Table 2 also catalogs the strict (i.e., appearing in all sequences) MUM coverage and partial (i.e., appearing in a majority of sequences) MUM coverage. MUM coverage refers to the fraction of bases in each genome covered by at least one multi-MUM or partial MUM, averaged across all assemblies in the pangenome. Two datasets in particular, potato and Arabidopsis, displayed a large increase in coverage when including partial multi-MUMs. This trend generally indicates a small subset of sequences which form a distinct subgroup due to large genomic variation or incomplete assemblies within the group.

Mumemto can compute an outlier score when computing partial multi-MUMs. For a given sequence, this value is the aggregate of the lengths of partial MUMs in which the sequence is excluded, i.e., a high-scoring sequence tends not to share MUMs that are present in all other sequences. Figure 5 shows the outlier score for assemblies in the Arabidopsis (A) and potato (B) pangenomes. For potato, assemblies of S. candolleanum, a progenitor of cultivated potatoes which is considered a distinct clade within the Petota section of Solanum [28, 34] tend to score higher, i.e., tend to be excluded from MUMs shared by others. Similarly for Arabidopsis, accessions from the African continent and from the geographically isolated Madeira islands have higher scores, along with two Asian accessions from Japan (Fig. 5B).

Fig. 5.

Fig. 5

Aggregate length of partial MUMs that are not present in each genome assembly. A A. thaliana accessions are grouped by geographical region, and B potato (Solanum section Petota) are grouped by species

MUMs reveal genomic organization

Mumemto-computed multi-MUMs for potato chromosome 3 revealed a immediately noticeably pattern (Fig. 4B). By visualizing the collinear blocks of multi-MUMs, we observed a denser arrangement of syntenic blocks conserved across the pangenome in the flanks of the chromosome. This correlates highly with gene density (Additional file 1: Fig. S2), as gene-rich regions are more evolutionarily conserved [35]. Regions with low MUM density also tend to be repetitive regions with more structural and less functional characteristics. The density of multi-MEMs (shown as a heatmap in red in Fig. 4B) also recapitulates this trend, where spikes in multi-MEMs correspond to an increased density of LTR retrotransposons, the most abundant type of transposable element (TE) in the potato genome [35]. Both multi-MEMs and LTR TE density tends to be highest in the periocentromeric and centromeric regions, which has been previously observed in plants [35]. We note that this trend was clear despite the relatively low level of MUM coverage overall (Table 2).

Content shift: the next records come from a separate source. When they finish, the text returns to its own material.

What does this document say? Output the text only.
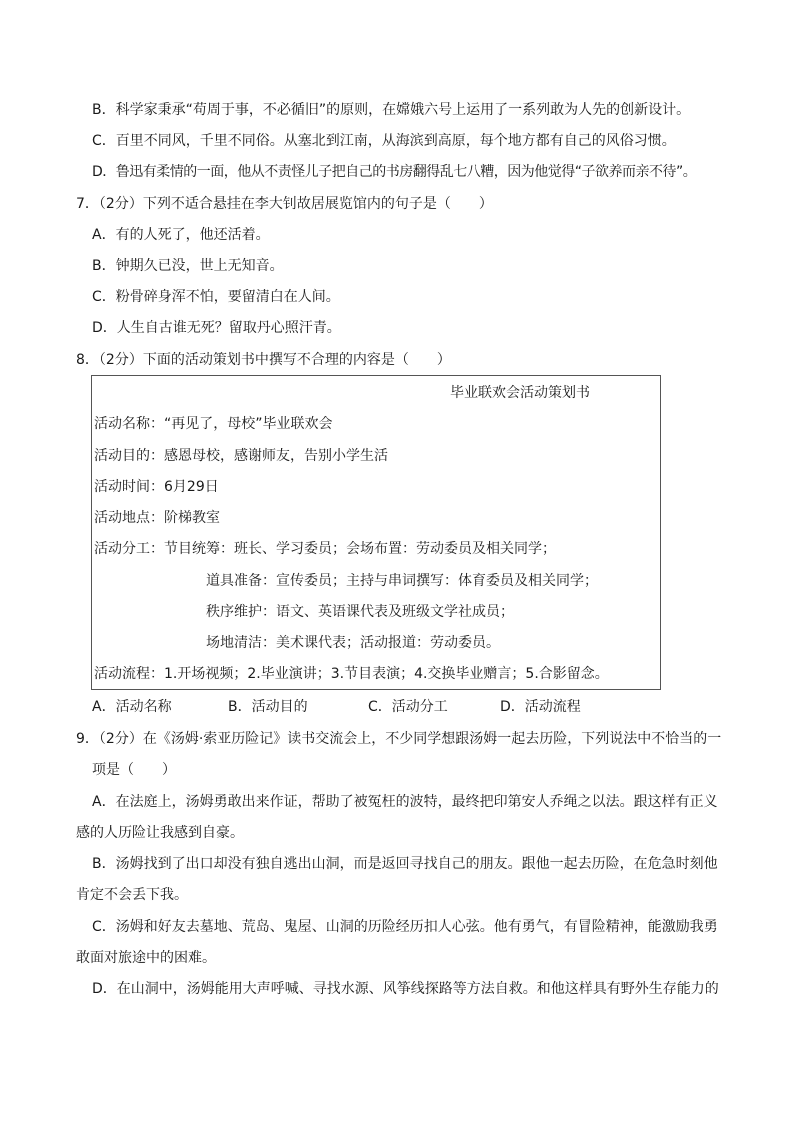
B．科学家秉承“苟周于事，不必循旧”的原则，在嫦娥六号上运用了一系列敢为人先的创新设计。
C．百里不同风，千里不同俗。从塞北到江南，从海滨到高原，每个地方都有自己的风俗习惯。
D．鲁迅有柔情的一面，他从不责怪儿子把自己的书房翻得乱七八糟，因为他觉得“子欲养而亲不待”。
7．（2分）下列不适合悬挂在李大钊故居展览馆内的句子是（　　）
A．有的人死了，他还活着。
B．钟期久已没，世上无知音。
C．粉骨碎身浑不怕，要留清白在人间。
D．人生自古谁无死？留取丹心照汗青。
8．（2分）下面的活动策划书中撰写不合理的内容是（　　）
毕业联欢会活动策划书
活动名称：“再见了，母校”毕业联欢会
活动目的：感恩母校，感谢师友，告别小学生活
活动时间：6月29日
活动地点：阶梯教室
活动分工：节目统筹：班长、学习委员；会场布置：劳动委员及相关同学；
道具准备：宣传委员；主持与串词撰写：体育委员及相关同学；
秩序维护：语文、英语课代表及班级文学社成员；
场地清洁：美术课代表；活动报道：劳动委员。
活动流程：1.开场视频；2.毕业演讲；3.节目表演；4.交换毕业赠言；5.合影留念。
A．活动名称	B．活动目的	C．活动分工	D．活动流程
9．（2分）在《汤姆·索亚历险记》读书交流会上，不少同学想跟汤姆一起去历险，下列说法中不恰当的一
项是（　　）
A．在法庭上，汤姆勇敢出来作证，帮助了被冤枉的波特，最终把印第安人乔绳之以法。跟这样有正义
感的人历险让我感到自豪。
B．汤姆找到了出口却没有独自逃出山洞，而是返回寻找自己的朋友。跟他一起去历险，在危急时刻他
肯定不会丢下我。
C．汤姆和好友去墓地、荒岛、鬼屋、山洞的历险经历扣人心弦。他有勇气，有冒险精神，能激励我勇
敢面对旅途中的困难。
D．在山洞中，汤姆能用大声呼喊、寻找水源、风筝线探路等方法自救。和他这样具有野外生存能力的
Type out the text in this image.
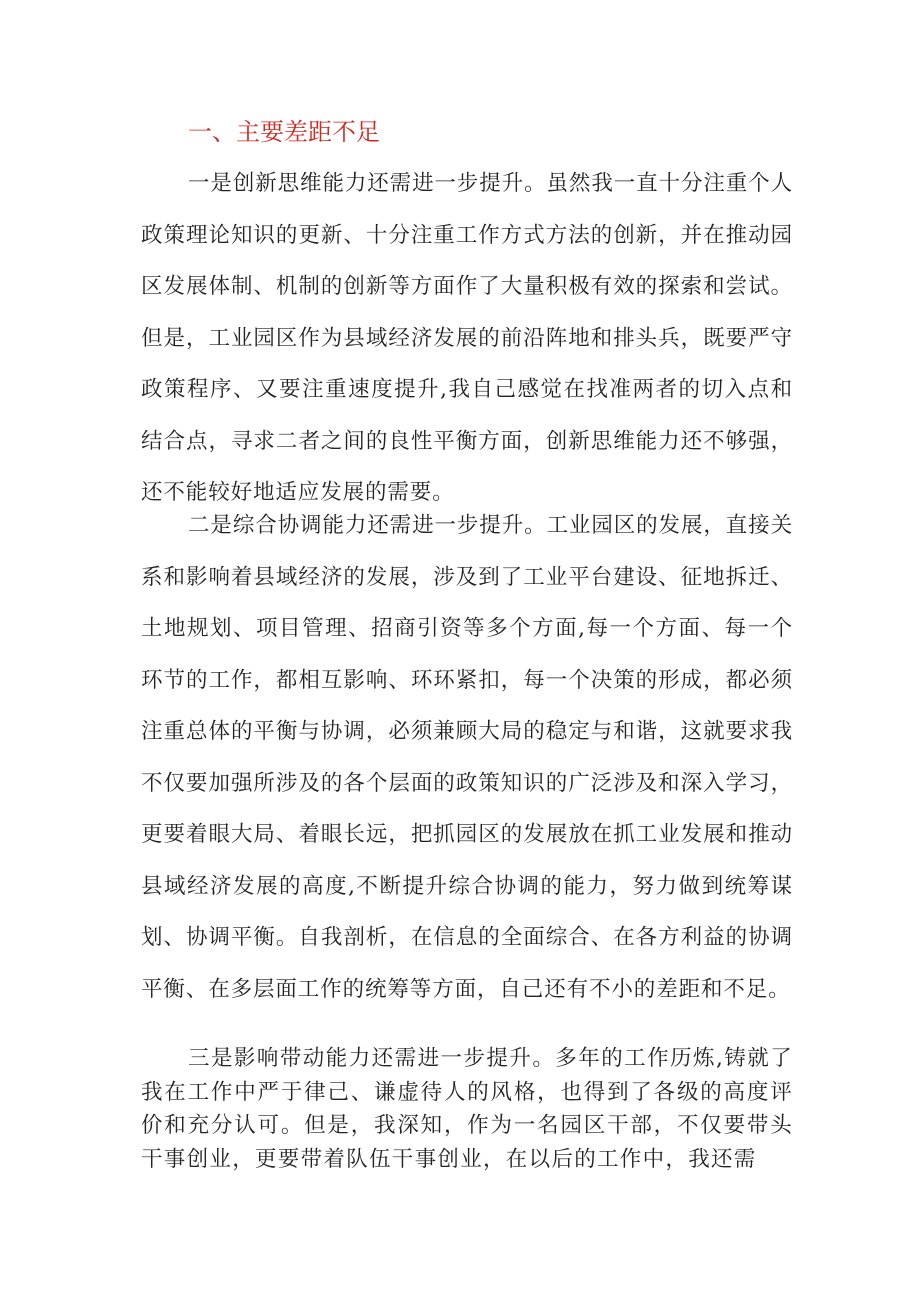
一、主要差距不足

一是创新思维能力还需进一步提升。虽然我一直十分注重个人政策理论知识的更新、十分注重工作方式方法的创新，并在推动园区发展体制、机制的创新等方面作了大量积极有效的探索和尝试。但是，工业园区作为县域经济发展的前沿阵地和排头兵，既要严守政策程序、又要注重速度提升,我自己感觉在找准两者的切入点和结合点，寻求二者之间的良性平衡方面，创新思维能力还不够强，还不能较好地适应发展的需要。

二是综合协调能力还需进一步提升。工业园区的发展，直接关系和影响着县域经济的发展，涉及到了工业平台建设、征地拆迁、土地规划、项目管理、招商引资等多个方面,每一个方面、每一个环节的工作，都相互影响、环环紧扣，每一个决策的形成，都必须注重总体的平衡与协调，必须兼顾大局的稳定与和谐，这就要求我不仅要加强所涉及的各个层面的政策知识的广泛涉及和深入学习，更要着眼大局、着眼长远，把抓园区的发展放在抓工业发展和推动县域经济发展的高度,不断提升综合协调的能力，努力做到统筹谋划、协调平衡。自我剖析，在信息的全面综合、在各方利益的协调平衡、在多层面工作的统筹等方面，自己还有不小的差距和不足。

三是影响带动能力还需进一步提升。多年的工作历炼,铸就了我在工作中严于律己、谦虚待人的风格，也得到了各级的高度评价和充分认可。但是，我深知，作为一名园区干部，不仅要带头干事创业，更要带着队伍干事创业，在以后的工作中，我还需
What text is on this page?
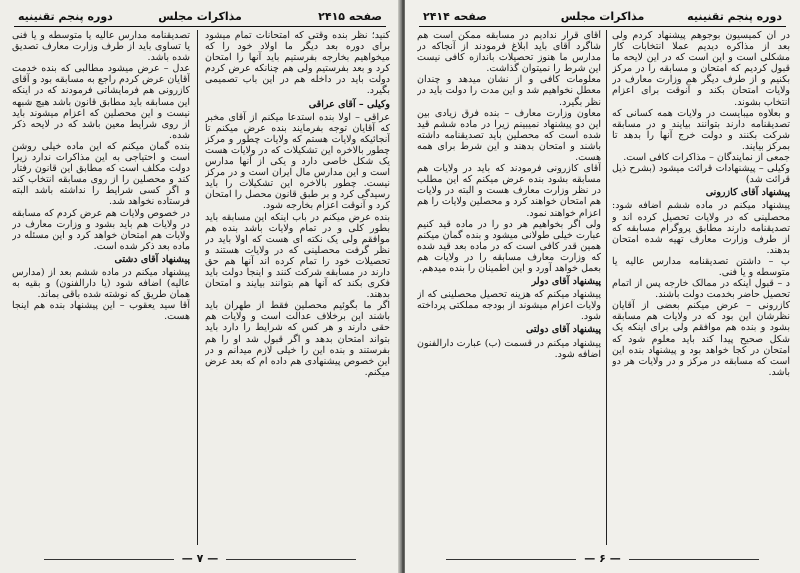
صفحه ۲۴۱۵
مذاکرات مجلس
دوره پنجم تقنینیه

کنید؛ نظر بنده وقتی که امتحانات تمام میشود برای دوره بعد دیگر ما اولاد خود را که میخواهیم بخارجه بفرستیم باید آنها را امتحان کرد و بعد بفرستیم ولی هم چنانکه عرض کردم دولت باید در داخله هم در این باب تصمیمی بگیرد.

وکیلی – آقای عراقی

عراقی – اولا بنده استدعا میکنم از آقای مخبر که آقایان توجه بفرمایند بنده عرض میکنم تا آنجائیکه ولایات هستم که ولایات چطور و مرکز چطور بالاخره این تشکیلات که در ولایات هست یک شکل خاصی دارد و یکی از آنها مدارس است و این مدارس مال ایران است و در مرکز نیست. چطور بالاخره این تشکیلات را باید رسیدگی کرد و بر طبق قانون محصل را امتحان کرد و آنوقت اعزام بخارجه شود.

بنده عرض میکنم در باب اینکه این مسابقه باید بطور کلی و در تمام ولایات باشد بنده هم موافقم ولی یک نکته ای هست که اولا باید در نظر گرفت محصلینی که در ولایات هستند و تحصیلات خود را تمام کرده اند آنها هم حق دارند در مسابقه شرکت کنند و اینجا دولت باید فکری بکند که آنها هم بتوانند بیایند و امتحان بدهند.

اگر ما بگوئیم محصلین فقط از طهران باید باشند این برخلاف عدالت است و ولایات هم حقی دارند و هر کس که شرایط را دارد باید بتواند امتحان بدهد و اگر قبول شد او را هم بفرستند و بنده این را خیلی لازم میدانم و در این خصوص پیشنهادی هم داده ام که بعد عرض میکنم.

تصدیقنامه مدارس عالیه یا متوسطه و یا فنی یا تساوی باید از طرف وزارت معارف تصدیق شده باشد.

عدل – عرض میشود مطالبی که بنده خدمت آقایان عرض کردم راجع به مسابقه بود و آقای کازرونی هم فرمایشاتی فرمودند که در اینکه این مسابقه باید مطابق قانون باشد هیچ شبهه نیست و این محصلین که اعزام میشوند باید از روی شرایط معین باشد که در لایحه ذکر شده.

بنده گمان میکنم که این ماده خیلی روشن است و احتیاجی به این مذاکرات ندارد زیرا دولت مکلف است که مطابق این قانون رفتار کند و محصلین را از روی مسابقه انتخاب کند و اگر کسی شرایط را نداشته باشد البته فرستاده نخواهد شد.

در خصوص ولایات هم عرض کردم که مسابقه در ولایات هم باید بشود و وزارت معارف در ولایات هم امتحان خواهد کرد و این مسئله در ماده بعد ذکر شده است.

پیشنهاد آقای دشتی

پیشنهاد میکنم در ماده ششم بعد از (مدارس عالیه) اضافه شود (یا دارالفنون) و بقیه به همان طریق که نوشته شده باقی بماند.

آقا سید یعقوب – این پیشنهاد بنده هم اینجا هست.

— ۷ —
دوره پنجم تقنینیه
مذاکرات مجلس
صفحه ۲۴۱۴

در آن کمیسیون بوجوهم پیشنهاد کردم ولی بعد از مذاکره دیدیم عملا انتخابات کار مشکلی است و این است که در این لایحه ما قبول کردیم که امتحان و مسابقه را در مرکز بکنیم و از طرف دیگر هم وزارت معارف در ولایات امتحان بکند و آنوقت برای اعزام انتخاب بشوند.

و بعلاوه میبایست در ولایات همه کسانی که تصدیقنامه دارند بتوانند بیایند و در مسابقه شرکت بکنند و دولت خرج آنها را بدهد تا بمرکز بیایند.

جمعی از نمایندگان – مذاکرات کافی است.

وکیلی – پیشنهادات قرائت میشود (بشرح ذیل قرائت شد)

پیشنهاد آقای کازرونی

پیشنهاد میکنم در ماده ششم اضافه شود: محصلینی که در ولایات تحصیل کرده اند و تصدیقنامه دارند مطابق پروگرام مسابقه که از طرف وزارت معارف تهیه شده امتحان بدهند.

ب – داشتن تصدیقنامه مدارس عالیه یا متوسطه و یا فنی.

د – قبول اینکه در ممالک خارجه پس از اتمام تحصیل حاضر بخدمت دولت باشند.

کازرونی – عرض میکنم بعضی از آقایان نظرشان این بود که در ولایات هم مسابقه بشود و بنده هم موافقم ولی برای اینکه یک شکل صحیح پیدا کند باید معلوم شود که امتحان در کجا خواهد بود و پیشنهاد بنده این است که مسابقه در مرکز و در ولایات هر دو باشد.

آقای قرار ندادیم در مسابقه ممکن است هم شاگرد آقای باید ابلاغ فرمودند از آنجاکه در مدارس ما هنوز تحصیلات باندازه کافی نیست این شرط را نمیتوان گذاشت.

معلومات کافی و از نشان میدهد و چندان معطل نخواهیم شد و این مدت را دولت باید در نظر بگیرد.

معاون وزارت معارف – بنده فرق زیادی بین این دو پیشنهاد نمیبینم زیرا در ماده ششم قید شده است که محصلین باید تصدیقنامه داشته باشند و امتحان بدهند و این شرط برای همه هست.

آقای کازرونی فرمودند که باید در ولایات هم مسابقه بشود بنده عرض میکنم که این مطلب در نظر وزارت معارف هست و البته در ولایات هم امتحان خواهند کرد و محصلین ولایات را هم اعزام خواهند نمود.

ولی اگر بخواهیم هر دو را در ماده قید کنیم عبارت خیلی طولانی میشود و بنده گمان میکنم همین قدر کافی است که در ماده بعد قید شده که وزارت معارف مسابقه را در ولایات هم بعمل خواهد آورد و این اطمینان را بنده میدهم.

پیشنهاد آقای دولر

پیشنهاد میکنم که هزینه تحصیل محصلینی که از ولایات اعزام میشوند از بودجه مملکتی پرداخته شود.

پیشنهاد آقای دولتی

پیشنهاد میکنم در قسمت (ب) عبارت دارالفنون اضافه شود.

— ۶ —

We also observed large-scale structural variations in chromosome 3. The largest of these was the 5.8 Mbp inversion polymorphism at a 40–50 Mbp offset in each assembly. Mumemto can further use the orientation of collinear multi-MUM blocks to identify large inversions and can report approximate inversion boundaries. This inversion has been linked with the Y locus that controls tuber flesh color in potatoes and has been observed to cause suppressed recombination [34].

Discussion

Mumemto is an efficient tool for finding maximal exact matches, including multi-MUMs and related match types like partial MUMs and MEMs, across large collections of sequences. By computing these matches, Mumemto can rapidly define a pangenome coordinate system, aid in visualizing pangenome conservation and major structural variants, and reveal potential assembly issues and outliers. Mumemto also serves as an efficient multi-MUM-finding engine that can accelerate existing tools for core genome alignment and pangenome graph construction.

Mumemto can find partial multi-MUMs appearing in any subset of sequences as efficiently as it finds “strict” multi-MUMs. This enables a new view on pangenomes that reveals shared sequence within subgroups of a collection. Our findings for the Arabidopsis pangenome showed that partial MUMs can help to discern distinct subgroups of sequences and, ultimately, could quantify inter-sequence distances in a pangenome. Though this idea has been previously proposed [14], Mumemto’s algorithms allow for partial MUM computation at a scale of hundreds to thousands of genomes, potentially improving genomic distance and evolutionary inference for large sequence collections.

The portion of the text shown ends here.